Hrm, I can see two other approaches that might work.

(1) Build the solution in patches. Note that if you restrict the domain to t >= 0, or t <= 0, the differential equation is purely homogenous. Then, the goal is to pick solutions on each of these domains that, when patched together, satisfy the differential equation at 0.

(2) Write &delta;(t) as a limit of something, maybe as a limit of step functions. Then, with some hand-waving and some optimism, you can take the limit of the corresponding solutions to get a solution to your desired equation.

 

[faust9]

Hrm, I can see two other approaches that might work.

(1) Build the solution in patches. Note that if you restrict the domain to t >= 0, or t <= 0, the differential equation is purely homogenous. Then, the goal is to pick solutions on each of these domains that, when patched together, satisfy the differential equation at 0.

(2) Write ?(t) as a limit of something, maybe as a limit of step functions. Then, with some hand-waving and some optimism, you can take the limit of the corresponding solutions to get a solution to your desired equation.

Thanks! So simple... I used approach number 1 where time is defined t>=0 so there is only one instant where the delta function applies t=0.

I have:
$$x(t)=e^{-t}(\cos (\sqrt{3}t)+\frac{\sqrt{3}}{3}\sin ({\sqrt{3}t))$$

with my interval greater than t=0 as my answer.

Thanks for the help.

 

[polyb]

Anyone else out there in physics land have a hint for me?

Here are a couple of links that will give you the basics about the delta function.

http://mathworld.wolfram.com/DeltaFunction.html

http://en.wikipedia.org/wiki/Dirac_delta

Hopefully you won't get lost and should find that info relevant and useful. They cover the basic standard definitions plus some more of the delta function.

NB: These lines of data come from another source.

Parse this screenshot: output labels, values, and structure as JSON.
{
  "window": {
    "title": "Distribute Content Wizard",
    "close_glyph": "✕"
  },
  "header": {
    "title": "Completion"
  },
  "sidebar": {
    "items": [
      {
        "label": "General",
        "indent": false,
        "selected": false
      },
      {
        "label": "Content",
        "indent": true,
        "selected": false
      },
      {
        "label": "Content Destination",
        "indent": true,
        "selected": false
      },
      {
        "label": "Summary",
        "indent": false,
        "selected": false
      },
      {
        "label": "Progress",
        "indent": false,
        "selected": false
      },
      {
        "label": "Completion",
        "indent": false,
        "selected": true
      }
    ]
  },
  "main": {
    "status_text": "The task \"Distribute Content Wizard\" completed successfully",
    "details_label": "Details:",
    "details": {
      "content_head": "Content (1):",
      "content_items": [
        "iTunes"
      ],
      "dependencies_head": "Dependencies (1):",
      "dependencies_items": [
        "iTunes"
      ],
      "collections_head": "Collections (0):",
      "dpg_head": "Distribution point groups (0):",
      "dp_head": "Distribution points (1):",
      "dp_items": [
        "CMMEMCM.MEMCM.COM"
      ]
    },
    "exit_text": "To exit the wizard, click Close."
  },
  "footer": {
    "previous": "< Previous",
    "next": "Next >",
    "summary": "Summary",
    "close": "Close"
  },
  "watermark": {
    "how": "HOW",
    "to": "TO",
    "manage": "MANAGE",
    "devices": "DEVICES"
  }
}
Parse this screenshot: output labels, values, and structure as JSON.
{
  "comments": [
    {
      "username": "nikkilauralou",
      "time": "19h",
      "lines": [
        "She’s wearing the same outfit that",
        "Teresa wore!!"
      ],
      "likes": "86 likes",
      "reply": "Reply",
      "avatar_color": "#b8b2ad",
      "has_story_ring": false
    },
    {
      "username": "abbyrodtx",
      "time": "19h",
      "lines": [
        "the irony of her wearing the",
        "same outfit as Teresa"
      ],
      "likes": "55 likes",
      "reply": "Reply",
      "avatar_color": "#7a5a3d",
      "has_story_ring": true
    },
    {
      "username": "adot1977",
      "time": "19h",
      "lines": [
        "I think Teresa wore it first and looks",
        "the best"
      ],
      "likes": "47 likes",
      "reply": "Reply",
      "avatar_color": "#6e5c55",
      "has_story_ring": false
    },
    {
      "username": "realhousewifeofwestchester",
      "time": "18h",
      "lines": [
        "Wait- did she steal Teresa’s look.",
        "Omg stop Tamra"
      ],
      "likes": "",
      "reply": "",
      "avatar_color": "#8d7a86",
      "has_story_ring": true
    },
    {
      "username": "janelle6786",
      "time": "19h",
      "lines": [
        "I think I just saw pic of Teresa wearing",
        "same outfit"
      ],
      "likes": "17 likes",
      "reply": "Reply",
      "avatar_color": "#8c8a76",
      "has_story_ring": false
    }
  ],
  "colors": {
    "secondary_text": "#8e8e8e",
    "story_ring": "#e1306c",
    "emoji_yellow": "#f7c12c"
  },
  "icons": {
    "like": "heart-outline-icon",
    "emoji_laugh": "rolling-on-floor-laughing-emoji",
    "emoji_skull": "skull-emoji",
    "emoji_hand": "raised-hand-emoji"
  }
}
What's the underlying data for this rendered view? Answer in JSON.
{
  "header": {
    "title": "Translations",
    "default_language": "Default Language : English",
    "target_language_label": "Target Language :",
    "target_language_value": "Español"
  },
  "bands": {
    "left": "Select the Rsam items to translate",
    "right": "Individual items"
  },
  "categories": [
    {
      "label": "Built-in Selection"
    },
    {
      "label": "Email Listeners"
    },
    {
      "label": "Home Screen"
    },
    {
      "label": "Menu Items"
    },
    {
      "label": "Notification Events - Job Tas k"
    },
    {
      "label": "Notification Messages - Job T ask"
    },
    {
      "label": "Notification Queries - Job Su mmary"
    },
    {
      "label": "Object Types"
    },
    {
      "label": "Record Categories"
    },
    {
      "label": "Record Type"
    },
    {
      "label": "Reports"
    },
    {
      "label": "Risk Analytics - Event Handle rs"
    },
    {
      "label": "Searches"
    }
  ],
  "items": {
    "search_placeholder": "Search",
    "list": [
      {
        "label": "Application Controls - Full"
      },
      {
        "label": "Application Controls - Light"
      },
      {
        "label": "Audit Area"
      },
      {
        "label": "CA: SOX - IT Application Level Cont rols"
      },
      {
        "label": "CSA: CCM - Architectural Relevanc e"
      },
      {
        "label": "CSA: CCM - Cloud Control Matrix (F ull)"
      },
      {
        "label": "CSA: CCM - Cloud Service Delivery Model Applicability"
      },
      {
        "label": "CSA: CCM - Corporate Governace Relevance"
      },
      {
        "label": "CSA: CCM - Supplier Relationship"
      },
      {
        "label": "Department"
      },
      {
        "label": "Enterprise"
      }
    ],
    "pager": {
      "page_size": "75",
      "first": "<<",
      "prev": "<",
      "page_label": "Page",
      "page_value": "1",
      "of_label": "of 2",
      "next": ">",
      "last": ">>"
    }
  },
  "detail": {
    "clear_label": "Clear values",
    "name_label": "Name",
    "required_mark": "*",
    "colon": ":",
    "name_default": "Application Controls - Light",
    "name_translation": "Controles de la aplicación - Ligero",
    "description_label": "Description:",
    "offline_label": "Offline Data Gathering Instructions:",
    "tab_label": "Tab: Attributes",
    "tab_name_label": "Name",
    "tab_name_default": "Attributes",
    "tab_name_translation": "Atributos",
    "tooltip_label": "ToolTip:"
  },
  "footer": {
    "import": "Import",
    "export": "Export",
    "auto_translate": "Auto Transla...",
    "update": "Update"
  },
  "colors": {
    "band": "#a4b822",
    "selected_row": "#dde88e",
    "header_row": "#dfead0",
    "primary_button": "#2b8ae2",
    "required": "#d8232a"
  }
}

One thig I noticed off the bat was that your solution did not match your contstraint of x(0)=0. If that boundry was given, then your solution should be zero at t=0. Also it is an inhomogenous ODE, so solve it as such.

If you are so inclined and have the time, here is a link to from mathworld on Green's functions, you will be seeing them in the future.

http://mathworld.wolfram.com/GreensFunction.html

Enjoy!